Reimplement the function Hybrid::switchCases(Range r,Index i,Function f) that calls the function f with an integral-constant that has the same value as the (possibly) runtime index i if the range is a static-range and with a runtime index if it is a dynamic-range.

Details

Instead of tail-recursion as in the old implementation it is implemented as kind-of an automatically generated lookup-table and thus does not need a recursion-break condition.

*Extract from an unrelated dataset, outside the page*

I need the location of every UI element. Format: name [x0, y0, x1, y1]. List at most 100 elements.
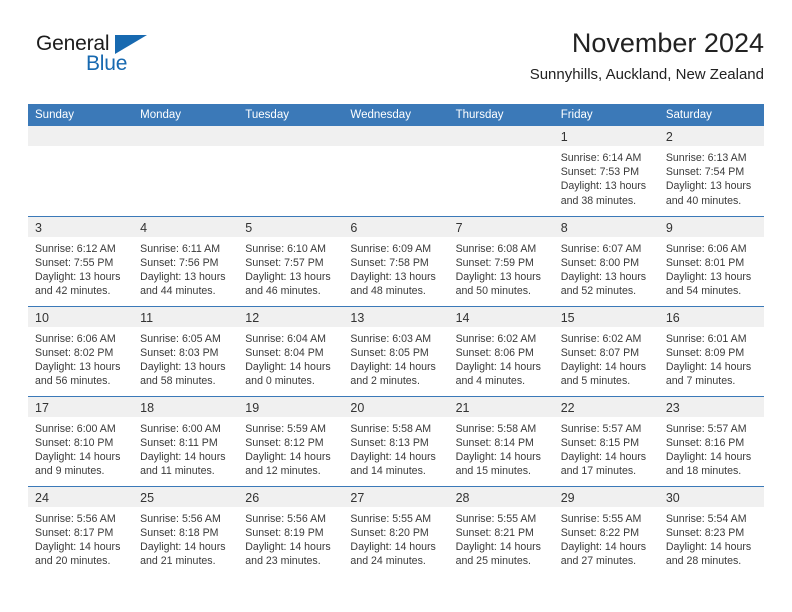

It is also hybrid in two senses:

  1. if the range is static, call the function with an integral constant, otherwise with a runtime index
  2. if the index is a runtime index, perform a lookup to call the function with the corresponding integral constant, otherwise if it is already an integral constant, pass it directly to the function.

Examples

Zero-based vectors that can be indexed by integral constants only:

auto t = Dune::makeTupleVector(std::string("1"), 2, 3.0f);
Hybrid::switchCases<decltype(t)::size()>(1, [&t](auto ii) { t[ii] = 20; });

Using different ranges with different access:

auto t = Dune::makeTupleVector(std::string("1"), 2, 3.0f);
auto v = std::vector<double>{1.0, 2.0, 3.0};
// StaticIntegralRange
Hybrid::switchCases(range(Hybrid::size(t)), 1, [&t](auto ii) { t[ii] = 20; });
// IntegralRange
Hybrid::switchCases(range(Hybrid::size(v)), 1, [&v](auto ii) { t[ii] = 20.0; });

Accessing a tuple by lookup or by direct index access:

auto t = Dune::makeTupleVector(std::string("1"), 2, 3.0f);
auto index_seq = std::make_index_sequence<decltype(t)::size()>{};
// search for index 1 in index sequence
Hybrid::switchCases(index_seq, 1, [&t](auto ii) { t[ii] = 20; });
// call function directly
Hybrid::switchCases(index_seq, index_constant<1>{}, [&t](auto ii) { t[ii] = 20; });

Notes

Since all the code in the dune core/staging modules that use Hybrid::switchCases essentially are restricted to simple index lookup, all can be replaced by the new implementation. The advantage is that we do not need to provide a fallback implementation in case the index is out of range. This is necessary for the old switchCases implementation in case a value should be returned.